We may mention here that the history of political thought within the traditional fold also contains elements of behavioural analysis. Kautilya, Machiavelli, Hobbes and Bentham have contributed in this direction. Jeremy Bentham’s utilitarian creed of pain and pleasure, for example, drives from human nature. Kautilya’s Arthashastra presents a very pragmatic view of statecraft and administration. His analysis of danda, or coercive authority, is exemplary in that he presents power as the essence of statecraft. Danda is the means by which the king ensures the protection of his subjects and prevents matsyanyaya (big fish eating small fish), a situation of anarchy. The importance of danda or coercive authority in Kautilya’s analysis is so important that he refers to the art of politics as dandaniti, or the discipline of the policy of coercive authority. By analysing power, Kautilya makes power a unit of analysis in political study. Though his Arthashastra is not a treatise on politics, it presents almost an inter-disciplinary approach in understanding the affairs of statecraft.
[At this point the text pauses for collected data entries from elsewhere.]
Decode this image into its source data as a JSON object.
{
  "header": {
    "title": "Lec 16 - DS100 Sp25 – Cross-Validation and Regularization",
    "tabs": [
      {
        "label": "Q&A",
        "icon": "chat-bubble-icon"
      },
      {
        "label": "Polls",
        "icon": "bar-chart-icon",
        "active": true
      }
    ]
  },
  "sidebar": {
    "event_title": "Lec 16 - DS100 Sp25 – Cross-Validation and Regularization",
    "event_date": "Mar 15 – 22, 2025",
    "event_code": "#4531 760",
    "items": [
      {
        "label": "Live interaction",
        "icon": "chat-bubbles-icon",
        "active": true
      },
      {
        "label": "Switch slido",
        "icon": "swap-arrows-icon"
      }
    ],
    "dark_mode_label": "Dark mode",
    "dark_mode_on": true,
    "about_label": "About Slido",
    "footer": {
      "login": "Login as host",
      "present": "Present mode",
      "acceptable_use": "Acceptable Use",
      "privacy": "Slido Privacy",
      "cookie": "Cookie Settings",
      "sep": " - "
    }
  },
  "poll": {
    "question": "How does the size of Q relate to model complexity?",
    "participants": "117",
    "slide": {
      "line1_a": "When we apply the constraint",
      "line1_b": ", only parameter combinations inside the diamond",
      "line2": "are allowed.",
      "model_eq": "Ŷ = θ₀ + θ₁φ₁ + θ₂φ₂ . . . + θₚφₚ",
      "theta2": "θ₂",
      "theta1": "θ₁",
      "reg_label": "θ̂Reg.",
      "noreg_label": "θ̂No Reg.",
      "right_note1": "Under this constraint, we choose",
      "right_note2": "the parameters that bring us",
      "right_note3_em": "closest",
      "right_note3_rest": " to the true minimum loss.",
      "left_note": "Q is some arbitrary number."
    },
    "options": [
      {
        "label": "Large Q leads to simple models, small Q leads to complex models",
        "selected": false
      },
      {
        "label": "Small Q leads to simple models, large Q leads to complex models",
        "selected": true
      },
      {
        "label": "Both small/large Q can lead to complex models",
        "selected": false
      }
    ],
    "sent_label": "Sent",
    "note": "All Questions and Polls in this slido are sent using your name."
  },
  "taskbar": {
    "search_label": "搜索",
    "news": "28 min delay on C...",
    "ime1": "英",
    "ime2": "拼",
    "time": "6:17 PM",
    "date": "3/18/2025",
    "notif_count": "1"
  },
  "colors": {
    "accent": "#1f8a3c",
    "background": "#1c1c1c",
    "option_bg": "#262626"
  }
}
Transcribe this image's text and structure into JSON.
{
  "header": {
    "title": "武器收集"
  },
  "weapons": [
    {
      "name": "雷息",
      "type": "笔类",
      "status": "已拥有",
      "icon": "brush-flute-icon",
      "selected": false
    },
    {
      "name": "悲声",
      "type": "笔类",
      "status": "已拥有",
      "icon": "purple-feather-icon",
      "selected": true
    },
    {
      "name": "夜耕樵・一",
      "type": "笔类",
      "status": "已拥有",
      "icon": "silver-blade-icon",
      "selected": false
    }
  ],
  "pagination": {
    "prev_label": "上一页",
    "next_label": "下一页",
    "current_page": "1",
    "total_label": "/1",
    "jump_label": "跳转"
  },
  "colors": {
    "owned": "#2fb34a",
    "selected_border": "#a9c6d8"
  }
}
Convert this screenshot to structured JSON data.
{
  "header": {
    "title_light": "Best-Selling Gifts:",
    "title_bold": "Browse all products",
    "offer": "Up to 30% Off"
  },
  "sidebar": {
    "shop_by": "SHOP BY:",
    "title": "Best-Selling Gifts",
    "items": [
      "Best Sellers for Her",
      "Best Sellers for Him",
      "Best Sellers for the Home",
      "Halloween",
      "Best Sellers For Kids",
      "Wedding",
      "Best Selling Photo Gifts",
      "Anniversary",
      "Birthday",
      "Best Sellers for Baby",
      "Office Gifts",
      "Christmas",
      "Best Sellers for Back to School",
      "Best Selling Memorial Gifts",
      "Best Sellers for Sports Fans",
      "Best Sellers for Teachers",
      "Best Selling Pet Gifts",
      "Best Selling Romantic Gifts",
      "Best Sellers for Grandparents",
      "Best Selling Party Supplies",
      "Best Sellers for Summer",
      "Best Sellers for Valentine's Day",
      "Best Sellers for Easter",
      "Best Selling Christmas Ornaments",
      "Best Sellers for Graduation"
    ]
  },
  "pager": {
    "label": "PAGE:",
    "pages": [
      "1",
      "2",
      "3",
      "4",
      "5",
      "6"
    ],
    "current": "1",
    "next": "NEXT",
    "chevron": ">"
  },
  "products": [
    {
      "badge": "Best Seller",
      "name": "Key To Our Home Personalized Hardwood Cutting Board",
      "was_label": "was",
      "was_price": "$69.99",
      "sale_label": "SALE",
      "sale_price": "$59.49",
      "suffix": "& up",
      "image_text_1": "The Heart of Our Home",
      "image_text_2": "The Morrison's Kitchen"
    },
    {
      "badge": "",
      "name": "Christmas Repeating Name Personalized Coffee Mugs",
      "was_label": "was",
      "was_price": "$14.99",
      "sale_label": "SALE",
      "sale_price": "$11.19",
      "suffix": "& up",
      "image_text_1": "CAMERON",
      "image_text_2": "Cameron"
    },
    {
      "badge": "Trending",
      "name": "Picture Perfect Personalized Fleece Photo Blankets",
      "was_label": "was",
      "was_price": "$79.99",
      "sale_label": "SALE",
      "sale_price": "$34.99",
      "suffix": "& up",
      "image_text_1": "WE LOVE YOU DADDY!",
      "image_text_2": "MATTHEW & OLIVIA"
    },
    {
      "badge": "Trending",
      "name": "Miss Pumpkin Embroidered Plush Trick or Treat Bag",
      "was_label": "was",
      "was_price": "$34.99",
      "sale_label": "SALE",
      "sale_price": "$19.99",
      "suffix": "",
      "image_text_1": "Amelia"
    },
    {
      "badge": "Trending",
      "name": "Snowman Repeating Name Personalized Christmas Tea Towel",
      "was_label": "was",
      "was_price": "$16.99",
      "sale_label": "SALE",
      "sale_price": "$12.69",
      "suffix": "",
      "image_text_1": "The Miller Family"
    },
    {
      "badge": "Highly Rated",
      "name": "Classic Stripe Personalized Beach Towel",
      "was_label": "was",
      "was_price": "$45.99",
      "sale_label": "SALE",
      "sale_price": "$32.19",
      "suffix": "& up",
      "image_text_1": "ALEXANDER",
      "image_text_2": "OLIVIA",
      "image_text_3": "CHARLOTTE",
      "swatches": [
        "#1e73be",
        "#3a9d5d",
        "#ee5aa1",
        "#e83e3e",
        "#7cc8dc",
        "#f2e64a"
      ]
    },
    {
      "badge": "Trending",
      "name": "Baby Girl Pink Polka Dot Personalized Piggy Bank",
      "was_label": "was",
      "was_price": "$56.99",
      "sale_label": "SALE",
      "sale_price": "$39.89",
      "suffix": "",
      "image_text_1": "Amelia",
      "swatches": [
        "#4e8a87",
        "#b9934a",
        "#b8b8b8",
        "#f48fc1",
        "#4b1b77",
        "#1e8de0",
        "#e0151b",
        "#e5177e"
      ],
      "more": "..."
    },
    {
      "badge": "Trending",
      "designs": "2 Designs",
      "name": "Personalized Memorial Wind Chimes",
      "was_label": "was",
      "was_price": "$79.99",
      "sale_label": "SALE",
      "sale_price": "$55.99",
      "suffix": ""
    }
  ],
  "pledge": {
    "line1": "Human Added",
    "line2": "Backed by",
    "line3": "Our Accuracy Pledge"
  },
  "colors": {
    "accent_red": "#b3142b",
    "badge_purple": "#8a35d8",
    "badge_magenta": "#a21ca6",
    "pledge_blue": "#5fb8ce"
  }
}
Machiavelli’s The Prince is a treatise that presents power as the essence of politics. He shows that human beings are driven by self-interest. Power as the ability to control others by compelling their obedience becomes an essential unit of political analysis in The PrinceThe Prince, in essence is a ‘manual on the logic of acquiring and maintaining political power’.49 Further, Machiavelli’s insistence on the possession and maintenance of power by the king is also a rejection of values and ethical concerns. His analysis of power as an objective criteria of understanding political behaviour and his insistence on what Sabine calls, ‘moral indifference’50 to the use of power has behavioural elements.

Like Machiavelli, Hobbes too presents an analysis of power and makes his analysis a ‘comprehensive science of power’. Following from the human psychology of fear and desire as the basis of understanding human behaviour, Hobbes constructs his political society. He adopts a scientific method based on body and motion. His theory of human nature or human psychology follows a scientific method. He differentiates between vital or involuntary motion, by which are meant basic life functions such as inhalation, digestion, circulation etc. and voluntary motion that are forms of human activity that are willed, such as walking, speaking, etc. Hobbes includes politics and various kinds of social interaction in voluntary motion. It is clear that Hobbes’s voluntary motion stands for what is called behaviour by social scientists.51 Hobbes, by making voluntary motion the subject matter of political science, necessarily seeks to start from its psychological aspects. He evolves a theory of motion that triggers human voluntary activity. From here emerges the concept of the desire to attain pleasure and avoid pain. And this desire finally leads to ‘perpetual and restless desire of power after power. This method of scientifically establishing power as the basis of human behaviour is Hobbes’s contribution to the behavioural aspect of political science. From this, Hobbes formulates his theory of social contract, powerful State and sovereignty.